Kafka Toolkit v1.6.0

30 Nov 08:32
Compare
Choose a tag to compare

This Release of the Kafka toolkit contains following enhancements:

KafkaProducer

1. Metric reporting

The Kafka producer in the client collects various performance metrics. A subset has been exposed as custom metrics to the operator (issue #112).

Custom Metric name Description
connection-count The current number of active connections.
compression-rate-avg The average compression rate of record batches (as percentage, 100 means no compression).
topic:compression-rate The average compression rate of record batches for a topic (as percentage, 100 means no compression).
record-queue-time-avg The average time in ms record batches spent in the send buffer.
record-queue-time-max The maximum time in ms record batches spent in the send buffer.
record-send-rate The average number of records sent per second.
record-retry-total The total number of retried record sends
topic:record-send-total The total number of records sent for a topic.
topic:record-retry-total The total number of retried record sends for a topic
topic:record-error-total The total number of record sends that resulted in errors for a topic
records-per-request-avg The average number of records per request.
requests-in-flight The current number of in-flight requests awaiting a response.
request-rate The number of requests sent per second
request-size-avg The average size of requests sent.
request-latency-avg The average request latency in ms
request-latency-max The maximum request latency in ms
batch-size-avg The average number of bytes sent per partition per-request.
outgoing-byte-rate The number of outgoing bytes sent to all servers per second
bufferpool-wait-time-total The total time an appender waits for space allocation.
buffer-available-bytes The total amount of buffer memory that is not being used (either unallocated or in the free list).

2. Default producer configs

Previous releases of the toolkit have used the Kafka default producer configs unless otherwise configured by the user.
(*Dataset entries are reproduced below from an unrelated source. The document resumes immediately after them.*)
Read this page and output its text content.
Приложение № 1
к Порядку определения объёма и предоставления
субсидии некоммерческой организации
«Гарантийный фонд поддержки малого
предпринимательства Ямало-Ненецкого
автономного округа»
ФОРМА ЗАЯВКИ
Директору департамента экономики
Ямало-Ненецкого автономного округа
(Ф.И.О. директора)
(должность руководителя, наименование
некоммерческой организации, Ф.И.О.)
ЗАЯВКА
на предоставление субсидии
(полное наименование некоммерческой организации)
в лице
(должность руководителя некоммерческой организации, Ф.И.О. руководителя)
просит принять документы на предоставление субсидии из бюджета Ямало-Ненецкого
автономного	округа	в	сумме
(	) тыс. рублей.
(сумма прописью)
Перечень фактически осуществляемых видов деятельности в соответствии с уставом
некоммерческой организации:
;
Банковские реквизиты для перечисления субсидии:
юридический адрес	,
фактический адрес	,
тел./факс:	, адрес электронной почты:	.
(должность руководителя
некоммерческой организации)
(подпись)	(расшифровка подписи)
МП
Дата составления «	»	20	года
For optimum throughput these settings had to be tuned. Now, the important producer configs have default values, which result in higher throughput to the broker and reliability (issue #113):

Property name Kafka default New operator default
retries 0 10. When 0 is provided as retries and consistentRegionPolicy parameter is Transactional retries is adjusted to 1.
compression.type none lz4
linger.ms 0 100
batch.size 16384 32768
max.in.flight.requests.per.connection 5 1 when guaranteeOrdering parameter is true, limited to 5 when provided and consistentRegionPolicy parameter is Transactional, or 10 in all other cases.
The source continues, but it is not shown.